Un autunno senza castagne per colpa della vespa cinese. L’allarme è stato lanciato dall’ISPRA (Istituto superiore per la protezione e la ricerca ambientale) che, in uno studio recentemente pubblicato, ha mostrato come la presenza dell’insetto alloctono abbia causato seri danno alle colture di castagne.
Crollo della produzione
Secondo i dati dell’ISPRA, la vespa cinese avrebbe già devastato buona parte dei castagneti del nostro Paese. «Il cinipide galligeno del castagno (Dryocosmus kuriphilus Yasumatsu), meglio noto come vespa cinese, è un parassita originario del Nord della Cina, ormai diffuso anche nei castagneti italiani – ha spiegato ISPRA –. In appena due decenni ha già causato una riduzione della produzione di castagne dal 60 all’80% nel periodo di massima diffusione. In Italia, i boschi di castagno rappresentano circa il 7,5% del totale della superficie forestale nazionale; i castagneti sono un importante patrimonio forestale, in gran parte impiantato dall’uomo, la cui presenza si concentra soprattutto in Piemonte, Toscana, Liguria (che insieme rappresentano il 50% del patrimonio nazionale dei castagneti), oltre che in Lombardia, Calabria, Campania, Emilia Romagna e Lazio».

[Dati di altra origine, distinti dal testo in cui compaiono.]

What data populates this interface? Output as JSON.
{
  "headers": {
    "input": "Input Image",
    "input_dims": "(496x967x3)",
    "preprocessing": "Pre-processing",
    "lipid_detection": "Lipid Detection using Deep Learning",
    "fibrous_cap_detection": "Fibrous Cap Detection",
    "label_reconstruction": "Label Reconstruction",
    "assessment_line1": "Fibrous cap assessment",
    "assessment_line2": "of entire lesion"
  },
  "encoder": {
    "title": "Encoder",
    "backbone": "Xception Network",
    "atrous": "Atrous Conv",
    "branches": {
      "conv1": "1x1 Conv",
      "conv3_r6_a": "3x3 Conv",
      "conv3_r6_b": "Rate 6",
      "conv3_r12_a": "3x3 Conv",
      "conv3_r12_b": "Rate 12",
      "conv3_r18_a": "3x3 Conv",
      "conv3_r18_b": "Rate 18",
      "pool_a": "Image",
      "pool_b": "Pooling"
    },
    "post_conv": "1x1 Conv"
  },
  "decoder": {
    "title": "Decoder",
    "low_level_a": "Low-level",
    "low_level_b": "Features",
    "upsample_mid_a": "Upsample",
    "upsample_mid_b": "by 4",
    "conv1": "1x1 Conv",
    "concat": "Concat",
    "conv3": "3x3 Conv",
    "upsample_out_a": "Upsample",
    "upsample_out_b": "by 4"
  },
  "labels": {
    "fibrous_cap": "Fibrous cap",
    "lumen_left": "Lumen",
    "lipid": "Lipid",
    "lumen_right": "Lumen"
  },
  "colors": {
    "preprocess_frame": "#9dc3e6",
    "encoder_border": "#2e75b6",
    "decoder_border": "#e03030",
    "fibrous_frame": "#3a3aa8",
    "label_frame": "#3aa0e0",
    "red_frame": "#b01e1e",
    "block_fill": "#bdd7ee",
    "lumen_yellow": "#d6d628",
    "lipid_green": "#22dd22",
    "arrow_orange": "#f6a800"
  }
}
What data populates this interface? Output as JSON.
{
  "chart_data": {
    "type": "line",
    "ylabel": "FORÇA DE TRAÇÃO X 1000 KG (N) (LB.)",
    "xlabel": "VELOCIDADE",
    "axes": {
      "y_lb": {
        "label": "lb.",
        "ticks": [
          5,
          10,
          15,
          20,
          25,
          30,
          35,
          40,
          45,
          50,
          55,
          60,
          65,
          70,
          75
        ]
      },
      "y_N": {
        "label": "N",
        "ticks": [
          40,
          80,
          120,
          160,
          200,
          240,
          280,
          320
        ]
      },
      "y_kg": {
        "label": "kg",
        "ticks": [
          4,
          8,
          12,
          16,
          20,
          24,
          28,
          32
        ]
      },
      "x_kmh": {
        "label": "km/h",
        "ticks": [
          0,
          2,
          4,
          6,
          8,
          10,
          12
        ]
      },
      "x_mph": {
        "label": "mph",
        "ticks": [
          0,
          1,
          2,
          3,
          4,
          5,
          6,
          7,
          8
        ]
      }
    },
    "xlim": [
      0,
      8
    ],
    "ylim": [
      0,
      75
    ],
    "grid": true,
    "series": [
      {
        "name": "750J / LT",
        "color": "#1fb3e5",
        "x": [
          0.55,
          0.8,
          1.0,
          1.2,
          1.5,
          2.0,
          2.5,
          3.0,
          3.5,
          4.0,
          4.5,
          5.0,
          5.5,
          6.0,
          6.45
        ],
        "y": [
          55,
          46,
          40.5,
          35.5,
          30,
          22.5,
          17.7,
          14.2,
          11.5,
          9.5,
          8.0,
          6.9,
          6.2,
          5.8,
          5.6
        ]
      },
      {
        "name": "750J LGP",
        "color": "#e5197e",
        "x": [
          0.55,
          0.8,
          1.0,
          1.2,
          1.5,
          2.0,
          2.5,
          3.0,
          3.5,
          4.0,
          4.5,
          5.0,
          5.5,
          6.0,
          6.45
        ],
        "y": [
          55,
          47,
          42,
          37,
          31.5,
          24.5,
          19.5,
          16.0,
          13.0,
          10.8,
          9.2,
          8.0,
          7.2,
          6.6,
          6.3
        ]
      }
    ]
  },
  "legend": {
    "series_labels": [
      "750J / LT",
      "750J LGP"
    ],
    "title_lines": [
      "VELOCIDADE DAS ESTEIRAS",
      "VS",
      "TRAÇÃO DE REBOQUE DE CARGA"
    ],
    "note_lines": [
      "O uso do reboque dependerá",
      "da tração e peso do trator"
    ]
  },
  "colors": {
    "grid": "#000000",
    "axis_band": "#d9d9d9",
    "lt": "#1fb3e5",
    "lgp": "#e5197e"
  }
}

L’alieno che viene dall’Oriente
Come ha potuto la vespa cinese dilagare con tanta velocità nel nostro Paese?
«La sua diffusione è avvenuta, in un primo momento, attraverso materiale vivaistico infetto e, successivamente, mediante il volo attivo delle femmine e il trasporto accidentale delle stesse ad opera dell’uomo», ha spiegato ISPRA.
L’aiuto degli antagonisti naturali
Debellare la vespa cinese si è rivelata impresa non da poco: in Italia, infatti, non sono autorizzati prodotti chimici per il controllo del cinipide nei castagneti. La soluzione potrebbe però venire dagli antagonisti naturali della vespa cinese, tra cui il parassitoide specifico Torymus sinensis. «Il parassitoide Torymus sinensis ha già adattato il proprio ciclo biologico a quello della vespa cinese, raggiungendo elevati livelli di parassitizzazione e limitandone la diffusione».